Sustainability and Resiliency of Wastewater and Drinking Water Treatment Plants

Ayla Pavelka


Climate change is projected to affect many different types of infrastructure in the U.S. This project will address the issue of climate change and its effects on wastewater and drinking water facilities in Indiana and the greater Midwestern region. Also, this project will explore potential adaptation strategies to avoid or reduce the severity of these impacts.

These obstacles must be addressed with urgency; as our global society continues to push our planet beyond the limits of sustainability, we have also surpassed conditions previously experienced by humankind. Lacking information on rapidly changing future conditions from historical perspectives, my research will be based on impacts experienced in recent extreme weather events and current projections of future climate change impacts deriving from global climate models.

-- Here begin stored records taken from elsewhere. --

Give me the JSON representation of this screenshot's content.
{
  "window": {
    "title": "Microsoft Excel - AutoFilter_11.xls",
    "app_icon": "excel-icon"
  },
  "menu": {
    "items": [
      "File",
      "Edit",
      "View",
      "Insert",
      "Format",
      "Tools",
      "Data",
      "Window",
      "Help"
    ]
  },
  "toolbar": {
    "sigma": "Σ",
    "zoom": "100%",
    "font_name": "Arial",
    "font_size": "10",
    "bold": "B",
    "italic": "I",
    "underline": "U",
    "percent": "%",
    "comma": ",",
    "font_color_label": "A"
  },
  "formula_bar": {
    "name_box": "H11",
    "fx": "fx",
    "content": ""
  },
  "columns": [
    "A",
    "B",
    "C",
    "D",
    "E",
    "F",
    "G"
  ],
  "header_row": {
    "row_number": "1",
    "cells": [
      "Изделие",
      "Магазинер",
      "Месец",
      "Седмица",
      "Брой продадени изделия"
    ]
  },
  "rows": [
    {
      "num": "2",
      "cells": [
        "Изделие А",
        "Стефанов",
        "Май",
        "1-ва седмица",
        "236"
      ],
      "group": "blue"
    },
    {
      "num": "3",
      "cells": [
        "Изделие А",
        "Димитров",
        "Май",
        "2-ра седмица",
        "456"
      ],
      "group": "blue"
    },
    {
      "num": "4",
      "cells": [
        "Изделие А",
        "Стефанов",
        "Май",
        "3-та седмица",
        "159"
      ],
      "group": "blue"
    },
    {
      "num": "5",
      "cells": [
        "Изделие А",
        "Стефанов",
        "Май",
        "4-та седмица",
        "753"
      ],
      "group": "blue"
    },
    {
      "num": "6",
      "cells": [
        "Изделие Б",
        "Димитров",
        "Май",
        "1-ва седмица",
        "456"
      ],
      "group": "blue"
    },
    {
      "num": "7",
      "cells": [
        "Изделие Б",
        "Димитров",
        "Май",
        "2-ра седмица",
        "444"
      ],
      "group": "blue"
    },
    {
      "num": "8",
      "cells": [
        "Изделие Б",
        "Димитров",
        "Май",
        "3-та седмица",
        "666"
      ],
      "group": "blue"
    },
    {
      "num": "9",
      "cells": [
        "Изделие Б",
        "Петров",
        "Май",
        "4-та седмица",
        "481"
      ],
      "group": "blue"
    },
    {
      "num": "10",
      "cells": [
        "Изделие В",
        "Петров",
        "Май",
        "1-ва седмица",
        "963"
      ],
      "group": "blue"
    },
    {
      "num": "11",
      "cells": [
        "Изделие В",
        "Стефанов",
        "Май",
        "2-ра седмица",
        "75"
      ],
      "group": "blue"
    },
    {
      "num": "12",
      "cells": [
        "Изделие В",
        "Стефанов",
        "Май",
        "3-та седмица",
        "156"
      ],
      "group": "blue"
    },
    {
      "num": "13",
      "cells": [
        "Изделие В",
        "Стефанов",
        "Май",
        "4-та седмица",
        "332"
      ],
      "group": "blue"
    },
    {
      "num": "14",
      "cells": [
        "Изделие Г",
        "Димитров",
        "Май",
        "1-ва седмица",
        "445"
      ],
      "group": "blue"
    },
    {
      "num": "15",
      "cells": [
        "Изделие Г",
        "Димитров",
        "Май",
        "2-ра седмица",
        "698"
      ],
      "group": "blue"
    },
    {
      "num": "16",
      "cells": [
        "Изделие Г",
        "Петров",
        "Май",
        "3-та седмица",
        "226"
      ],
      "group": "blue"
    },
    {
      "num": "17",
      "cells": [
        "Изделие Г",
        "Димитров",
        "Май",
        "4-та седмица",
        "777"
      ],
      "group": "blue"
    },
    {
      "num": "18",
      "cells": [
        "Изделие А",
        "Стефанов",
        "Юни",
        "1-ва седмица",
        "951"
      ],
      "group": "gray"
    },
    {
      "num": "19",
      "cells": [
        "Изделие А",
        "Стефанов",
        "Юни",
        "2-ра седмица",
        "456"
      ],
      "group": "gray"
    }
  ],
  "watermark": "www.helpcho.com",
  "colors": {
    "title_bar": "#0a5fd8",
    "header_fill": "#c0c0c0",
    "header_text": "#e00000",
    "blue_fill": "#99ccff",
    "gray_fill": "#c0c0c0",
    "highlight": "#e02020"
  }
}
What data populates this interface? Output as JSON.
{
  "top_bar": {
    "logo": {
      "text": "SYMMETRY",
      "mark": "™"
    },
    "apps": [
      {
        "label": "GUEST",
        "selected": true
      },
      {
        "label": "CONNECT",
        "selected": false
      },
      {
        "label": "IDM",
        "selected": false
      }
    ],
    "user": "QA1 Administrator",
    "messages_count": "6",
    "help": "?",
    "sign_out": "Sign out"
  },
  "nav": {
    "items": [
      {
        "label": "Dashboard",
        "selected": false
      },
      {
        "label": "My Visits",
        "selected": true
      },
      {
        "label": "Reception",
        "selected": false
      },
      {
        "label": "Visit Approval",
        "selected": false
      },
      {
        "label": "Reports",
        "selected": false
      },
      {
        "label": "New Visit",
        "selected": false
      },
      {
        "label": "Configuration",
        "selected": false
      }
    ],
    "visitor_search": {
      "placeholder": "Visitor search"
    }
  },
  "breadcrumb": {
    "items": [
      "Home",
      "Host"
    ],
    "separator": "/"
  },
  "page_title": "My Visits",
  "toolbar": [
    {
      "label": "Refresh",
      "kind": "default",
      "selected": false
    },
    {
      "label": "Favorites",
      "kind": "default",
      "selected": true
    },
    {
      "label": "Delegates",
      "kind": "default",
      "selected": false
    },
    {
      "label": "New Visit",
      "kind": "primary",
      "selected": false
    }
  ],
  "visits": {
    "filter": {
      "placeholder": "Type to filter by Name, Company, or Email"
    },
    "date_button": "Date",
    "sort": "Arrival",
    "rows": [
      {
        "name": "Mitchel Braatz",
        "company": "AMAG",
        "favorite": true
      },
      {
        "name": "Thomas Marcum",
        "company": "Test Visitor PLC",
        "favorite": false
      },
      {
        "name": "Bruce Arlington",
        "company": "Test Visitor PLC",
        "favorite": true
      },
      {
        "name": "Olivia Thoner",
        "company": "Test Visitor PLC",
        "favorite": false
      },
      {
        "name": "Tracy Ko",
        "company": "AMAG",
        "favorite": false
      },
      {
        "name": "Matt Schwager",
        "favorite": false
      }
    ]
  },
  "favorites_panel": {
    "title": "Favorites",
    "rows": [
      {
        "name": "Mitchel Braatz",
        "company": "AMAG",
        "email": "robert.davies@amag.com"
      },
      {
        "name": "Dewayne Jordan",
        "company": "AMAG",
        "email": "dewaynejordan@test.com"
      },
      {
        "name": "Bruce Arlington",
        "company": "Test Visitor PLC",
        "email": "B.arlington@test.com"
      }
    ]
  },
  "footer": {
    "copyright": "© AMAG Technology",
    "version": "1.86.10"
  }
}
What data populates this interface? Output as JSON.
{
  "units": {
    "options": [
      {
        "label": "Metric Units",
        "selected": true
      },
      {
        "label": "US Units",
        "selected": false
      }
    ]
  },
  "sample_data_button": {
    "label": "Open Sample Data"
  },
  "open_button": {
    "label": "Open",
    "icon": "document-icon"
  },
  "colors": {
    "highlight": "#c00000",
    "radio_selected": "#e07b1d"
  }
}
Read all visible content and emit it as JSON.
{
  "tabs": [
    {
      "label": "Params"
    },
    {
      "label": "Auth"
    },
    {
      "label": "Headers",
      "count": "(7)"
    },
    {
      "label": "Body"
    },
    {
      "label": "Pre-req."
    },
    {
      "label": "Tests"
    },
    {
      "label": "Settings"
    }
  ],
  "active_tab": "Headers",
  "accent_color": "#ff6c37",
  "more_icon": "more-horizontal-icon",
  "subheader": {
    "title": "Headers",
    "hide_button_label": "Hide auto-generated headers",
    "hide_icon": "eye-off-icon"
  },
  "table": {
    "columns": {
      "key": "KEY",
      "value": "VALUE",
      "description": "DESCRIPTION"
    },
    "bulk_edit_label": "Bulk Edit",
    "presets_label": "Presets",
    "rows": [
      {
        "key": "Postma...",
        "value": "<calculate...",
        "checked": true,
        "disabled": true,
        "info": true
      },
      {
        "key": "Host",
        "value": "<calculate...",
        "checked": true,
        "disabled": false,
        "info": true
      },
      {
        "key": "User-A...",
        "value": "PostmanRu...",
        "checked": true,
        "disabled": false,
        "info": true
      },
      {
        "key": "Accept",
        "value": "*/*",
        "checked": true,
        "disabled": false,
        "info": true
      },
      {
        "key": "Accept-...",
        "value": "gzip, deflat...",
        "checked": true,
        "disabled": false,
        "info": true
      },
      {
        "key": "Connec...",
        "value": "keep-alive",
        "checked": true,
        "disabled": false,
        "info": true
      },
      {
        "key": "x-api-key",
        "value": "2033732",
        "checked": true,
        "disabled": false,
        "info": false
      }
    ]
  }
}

The study will investigate how wastewater and drinking water infrastructures have been impacted by, responded to, and recovered from extreme events, and will identify key impact pathways associated with projected future conditions in the coming decades. Data and information will be collected via a literature review, compilation of statistics specific to wastewater and drinking water treatment facilities in Indiana, direct communication with professional practitioners in selected facilities, and analysis of climate change predictions for Indiana and the Midwest from existing studies, especially the Indiana Climate Change Impacts Assessment (INCCIA).

The goal of this project is to create a technically detailed, yet accessible, article informing professionals and lay readers of the effects of climate change on drinking water and wastewater infrastructure in Indiana and the Midwest, and highlighting potential strategies for climate change adaptation and mitigation. This article will contribute to the INCCIA report on infrastructure.